Since Sheridan had turned sixteen, she was legal to drive and she’d already passed the driving test and had a permit, but the idea of driving herself around was intimidating. She liked to be taken places. So did Lucy, who was unabashed in her desire for Sheridan to get a car so she could get rides with her sister. Lucy loved living in town.
“How’s the mood?” Sheridan asked.
“Intense.”
“What’s going on?”
Lucy said conspiratorially, “Some hunter got shot. But it’s much worse than that.”
“What?”
“That’s what Dad said,” Lucy said, then paused for effect before whispering, “And whoever did it cut off his head and took it.”
“Oh my God.”
Sheridan scrambled out of her chair and both girls huddled near the partially open door to listen. Sheridan heard her dad say, “The governor formed a team to go after whoever did it.
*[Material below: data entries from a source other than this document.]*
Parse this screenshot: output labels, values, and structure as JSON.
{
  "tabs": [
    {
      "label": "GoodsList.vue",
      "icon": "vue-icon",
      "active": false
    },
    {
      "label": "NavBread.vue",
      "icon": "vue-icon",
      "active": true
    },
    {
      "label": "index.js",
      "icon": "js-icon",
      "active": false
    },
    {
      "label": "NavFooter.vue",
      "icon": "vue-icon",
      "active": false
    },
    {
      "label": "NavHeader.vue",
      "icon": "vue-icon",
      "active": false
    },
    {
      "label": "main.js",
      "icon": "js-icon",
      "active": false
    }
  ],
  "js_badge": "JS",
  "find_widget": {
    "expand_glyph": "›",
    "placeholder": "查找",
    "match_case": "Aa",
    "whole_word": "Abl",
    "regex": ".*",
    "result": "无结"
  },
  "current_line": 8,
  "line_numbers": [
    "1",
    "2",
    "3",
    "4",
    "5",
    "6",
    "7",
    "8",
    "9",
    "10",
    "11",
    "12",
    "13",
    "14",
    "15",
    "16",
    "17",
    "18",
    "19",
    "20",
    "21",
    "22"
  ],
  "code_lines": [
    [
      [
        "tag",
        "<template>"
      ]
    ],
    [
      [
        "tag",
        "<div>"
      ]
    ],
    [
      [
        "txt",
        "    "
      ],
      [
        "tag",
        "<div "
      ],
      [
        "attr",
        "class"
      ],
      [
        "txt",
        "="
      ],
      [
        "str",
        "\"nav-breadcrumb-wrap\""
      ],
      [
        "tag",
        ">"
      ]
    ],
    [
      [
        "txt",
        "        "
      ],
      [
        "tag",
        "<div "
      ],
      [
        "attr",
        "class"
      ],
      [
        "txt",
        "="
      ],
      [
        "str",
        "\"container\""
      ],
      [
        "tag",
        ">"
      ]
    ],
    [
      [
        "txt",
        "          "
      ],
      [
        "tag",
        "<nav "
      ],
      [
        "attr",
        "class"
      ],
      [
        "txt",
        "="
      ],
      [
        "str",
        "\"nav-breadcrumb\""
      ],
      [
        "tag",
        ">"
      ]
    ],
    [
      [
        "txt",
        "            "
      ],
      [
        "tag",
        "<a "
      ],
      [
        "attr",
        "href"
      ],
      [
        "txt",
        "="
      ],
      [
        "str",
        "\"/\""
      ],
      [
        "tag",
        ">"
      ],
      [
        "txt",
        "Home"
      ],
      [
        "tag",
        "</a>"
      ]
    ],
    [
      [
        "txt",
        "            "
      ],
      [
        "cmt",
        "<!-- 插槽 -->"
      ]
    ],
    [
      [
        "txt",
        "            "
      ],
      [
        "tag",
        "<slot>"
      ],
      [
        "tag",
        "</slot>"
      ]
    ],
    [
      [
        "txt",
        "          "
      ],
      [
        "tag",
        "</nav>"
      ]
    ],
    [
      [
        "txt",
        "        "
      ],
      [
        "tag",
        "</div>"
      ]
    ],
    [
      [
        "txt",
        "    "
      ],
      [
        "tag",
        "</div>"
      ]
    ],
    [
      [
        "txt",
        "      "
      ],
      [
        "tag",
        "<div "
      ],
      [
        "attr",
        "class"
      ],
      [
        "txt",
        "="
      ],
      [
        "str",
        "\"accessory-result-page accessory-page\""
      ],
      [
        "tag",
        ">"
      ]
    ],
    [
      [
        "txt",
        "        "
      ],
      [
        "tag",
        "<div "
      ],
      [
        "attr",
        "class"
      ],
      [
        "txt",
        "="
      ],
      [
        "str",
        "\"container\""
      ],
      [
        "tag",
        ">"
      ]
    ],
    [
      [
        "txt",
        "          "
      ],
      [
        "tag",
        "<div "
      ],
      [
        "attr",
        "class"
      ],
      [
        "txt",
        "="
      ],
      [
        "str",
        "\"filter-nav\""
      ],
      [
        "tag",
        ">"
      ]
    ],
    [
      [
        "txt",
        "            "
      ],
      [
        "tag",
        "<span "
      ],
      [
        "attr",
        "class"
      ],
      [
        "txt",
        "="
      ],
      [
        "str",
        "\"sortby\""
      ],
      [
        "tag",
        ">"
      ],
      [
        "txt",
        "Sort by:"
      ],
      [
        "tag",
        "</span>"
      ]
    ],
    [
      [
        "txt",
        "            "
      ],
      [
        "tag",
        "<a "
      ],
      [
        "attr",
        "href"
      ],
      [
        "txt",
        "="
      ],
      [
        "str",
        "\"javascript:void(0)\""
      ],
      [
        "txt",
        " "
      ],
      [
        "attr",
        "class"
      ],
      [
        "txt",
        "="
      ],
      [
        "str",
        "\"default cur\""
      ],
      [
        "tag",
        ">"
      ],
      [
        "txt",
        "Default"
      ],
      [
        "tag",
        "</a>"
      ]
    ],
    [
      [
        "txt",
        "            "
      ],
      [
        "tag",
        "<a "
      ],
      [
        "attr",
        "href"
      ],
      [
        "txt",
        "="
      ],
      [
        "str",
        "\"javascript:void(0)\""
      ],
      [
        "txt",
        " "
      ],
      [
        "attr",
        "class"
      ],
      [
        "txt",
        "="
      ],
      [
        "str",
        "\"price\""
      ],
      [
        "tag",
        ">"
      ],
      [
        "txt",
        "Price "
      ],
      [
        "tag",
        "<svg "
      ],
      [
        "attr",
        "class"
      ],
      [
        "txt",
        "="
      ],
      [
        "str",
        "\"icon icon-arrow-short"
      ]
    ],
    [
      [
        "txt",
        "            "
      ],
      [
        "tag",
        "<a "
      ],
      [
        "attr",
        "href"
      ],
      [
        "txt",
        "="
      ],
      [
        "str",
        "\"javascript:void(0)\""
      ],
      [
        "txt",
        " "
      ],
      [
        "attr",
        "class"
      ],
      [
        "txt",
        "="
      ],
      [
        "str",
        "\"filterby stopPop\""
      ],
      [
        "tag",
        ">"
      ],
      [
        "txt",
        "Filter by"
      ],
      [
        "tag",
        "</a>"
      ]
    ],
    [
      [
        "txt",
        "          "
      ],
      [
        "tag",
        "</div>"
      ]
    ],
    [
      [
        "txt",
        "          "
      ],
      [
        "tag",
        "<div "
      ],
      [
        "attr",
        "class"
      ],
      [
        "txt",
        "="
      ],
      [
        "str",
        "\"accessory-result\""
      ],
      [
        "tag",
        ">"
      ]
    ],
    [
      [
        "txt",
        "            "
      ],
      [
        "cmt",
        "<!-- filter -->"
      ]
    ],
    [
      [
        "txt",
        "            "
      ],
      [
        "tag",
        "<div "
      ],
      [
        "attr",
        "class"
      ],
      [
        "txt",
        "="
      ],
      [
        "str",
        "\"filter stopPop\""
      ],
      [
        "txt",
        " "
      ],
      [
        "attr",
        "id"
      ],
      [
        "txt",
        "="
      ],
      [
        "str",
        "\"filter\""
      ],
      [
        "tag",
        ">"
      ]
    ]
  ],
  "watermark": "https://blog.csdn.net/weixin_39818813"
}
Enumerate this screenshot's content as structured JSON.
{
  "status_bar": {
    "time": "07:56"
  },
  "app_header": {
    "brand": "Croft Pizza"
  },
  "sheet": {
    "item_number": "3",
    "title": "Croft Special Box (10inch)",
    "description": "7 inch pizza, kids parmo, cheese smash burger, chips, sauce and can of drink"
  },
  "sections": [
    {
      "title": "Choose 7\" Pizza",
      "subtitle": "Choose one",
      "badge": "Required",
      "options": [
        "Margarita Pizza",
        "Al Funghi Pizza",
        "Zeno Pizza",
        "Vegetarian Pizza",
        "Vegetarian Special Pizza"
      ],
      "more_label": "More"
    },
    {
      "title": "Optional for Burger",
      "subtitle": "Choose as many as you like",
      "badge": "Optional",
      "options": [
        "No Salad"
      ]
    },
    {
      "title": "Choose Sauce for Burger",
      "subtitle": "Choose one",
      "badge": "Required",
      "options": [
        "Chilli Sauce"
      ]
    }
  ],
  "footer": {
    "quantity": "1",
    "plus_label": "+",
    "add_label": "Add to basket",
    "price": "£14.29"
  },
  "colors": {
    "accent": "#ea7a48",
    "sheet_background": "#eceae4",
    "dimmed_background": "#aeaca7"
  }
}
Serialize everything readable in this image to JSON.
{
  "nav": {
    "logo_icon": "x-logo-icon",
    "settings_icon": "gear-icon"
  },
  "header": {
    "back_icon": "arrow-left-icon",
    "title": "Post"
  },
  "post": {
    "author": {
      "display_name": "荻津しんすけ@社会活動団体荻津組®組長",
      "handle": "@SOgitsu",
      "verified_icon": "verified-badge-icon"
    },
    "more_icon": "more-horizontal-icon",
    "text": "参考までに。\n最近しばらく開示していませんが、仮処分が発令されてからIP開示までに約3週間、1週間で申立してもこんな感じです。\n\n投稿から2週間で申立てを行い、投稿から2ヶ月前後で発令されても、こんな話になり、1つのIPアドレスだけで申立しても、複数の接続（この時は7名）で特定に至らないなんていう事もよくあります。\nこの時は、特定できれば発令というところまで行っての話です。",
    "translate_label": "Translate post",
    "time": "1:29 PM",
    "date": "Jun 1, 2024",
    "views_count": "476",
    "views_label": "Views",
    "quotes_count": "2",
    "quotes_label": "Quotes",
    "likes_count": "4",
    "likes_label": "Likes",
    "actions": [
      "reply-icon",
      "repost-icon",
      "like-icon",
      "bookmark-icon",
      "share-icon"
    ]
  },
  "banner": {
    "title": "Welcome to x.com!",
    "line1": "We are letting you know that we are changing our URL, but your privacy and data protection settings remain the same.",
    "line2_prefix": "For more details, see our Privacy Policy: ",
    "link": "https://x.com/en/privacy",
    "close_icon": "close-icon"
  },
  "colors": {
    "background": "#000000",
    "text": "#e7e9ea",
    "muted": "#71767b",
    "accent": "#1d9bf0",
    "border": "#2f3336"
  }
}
He’s also bringing in an expert in tracking.”
Mom asked a question they couldn’t hear, but they heard Dad say, “You’ve heard of Klamath Moore? He’s giving some kind of press conference tomorrow. This thing might turn out to be real big.” Sheridan noted the name.
“Honey,” Dad said, “it was probably the worst thing I’ve ever seen.”
“I can’t imagine,” Mom said. “Actually, I can. It makes me sick.”
Lucy whispered to Sheridan,
“He said the man was gutted out and hung from a tree.”
Sheridan felt a wave of nausea wash over her.
They listened for a few more minutes until they could hear dishes clanking and their parents sitting down for a very late dinner.